I can think of a few reasons why the results aren't as black and white as we'd (ideally) like to see:
A) You have multiple tasters all giving their own responses to the experiment. That's like trying to weigh a series of items using a different scale each time. You will likely see a trend appear over time, but since none are calibrated to each other you won't hit an ideal level of precision across the board. A bowling ball will read fine on a bathroom scale or a fruit scale, but will max out a gram scale. An aspirin would be fine on the gram scale, but not the larger ones.
B) Each experiment tries to hold as many variables the same, and tests a specific variable. So the results from that experiment are only applicable within those specific variables. The whirlpool temp experiment may give different results in a blond ale vs a stout vs an IPA. Maybe different varieties of hops give different results. Maybe different yeast strains would have an effect, or base malt, or fermentation profile, etc. Basically, you have to view each experiment as a starting point, or a few data points, and then add that in to your own experience to decide how it is going to impact your brewing.

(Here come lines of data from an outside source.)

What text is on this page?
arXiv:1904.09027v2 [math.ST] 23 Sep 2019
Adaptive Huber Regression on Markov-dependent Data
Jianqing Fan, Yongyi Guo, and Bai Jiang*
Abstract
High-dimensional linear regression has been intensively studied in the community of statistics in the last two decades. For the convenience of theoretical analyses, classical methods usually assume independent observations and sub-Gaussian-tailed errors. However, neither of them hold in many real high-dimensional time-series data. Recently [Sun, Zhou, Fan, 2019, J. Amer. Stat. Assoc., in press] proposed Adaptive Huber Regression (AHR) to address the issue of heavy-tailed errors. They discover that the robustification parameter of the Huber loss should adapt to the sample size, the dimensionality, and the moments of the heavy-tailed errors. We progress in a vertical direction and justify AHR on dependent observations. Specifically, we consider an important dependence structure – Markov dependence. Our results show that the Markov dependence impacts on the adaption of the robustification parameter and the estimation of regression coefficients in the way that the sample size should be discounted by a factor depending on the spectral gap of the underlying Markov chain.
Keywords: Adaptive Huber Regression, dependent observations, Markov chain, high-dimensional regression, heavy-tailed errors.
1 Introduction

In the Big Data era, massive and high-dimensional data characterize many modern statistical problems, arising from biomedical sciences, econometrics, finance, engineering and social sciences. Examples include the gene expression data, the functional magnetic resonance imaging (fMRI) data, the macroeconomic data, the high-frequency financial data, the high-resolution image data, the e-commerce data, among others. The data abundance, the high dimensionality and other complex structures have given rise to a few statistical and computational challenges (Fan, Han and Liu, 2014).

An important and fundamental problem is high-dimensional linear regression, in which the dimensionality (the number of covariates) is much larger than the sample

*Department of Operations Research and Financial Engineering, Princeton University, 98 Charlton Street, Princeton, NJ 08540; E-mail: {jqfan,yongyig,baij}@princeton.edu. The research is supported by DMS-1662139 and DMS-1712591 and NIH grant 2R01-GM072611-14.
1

C) By nature, these experiments have a relatively small sample size. As you add more and more data, trends start to become clearer. Denny and Drew have taken an approach to get more data points, but at the expense of less control over the testing because of the crowdsourcing aspect. We've already seen some potential issues in the first two experiments. I applaud them for taking the right approach and calling suspect data into question, and analyzing the numbers both with and without the outliers.
I was fortunate enough to have done a test of the 120F whirlpool before the most recent XB podcast was posted. I feel that I have gotten some good results from this, and the recent IGOR experiment gave me some confidence that there is at least something to this technique. That makes me want to explore it further to see how I want to apply it to my own brewing. That's all I could want and more out of an experiment like this.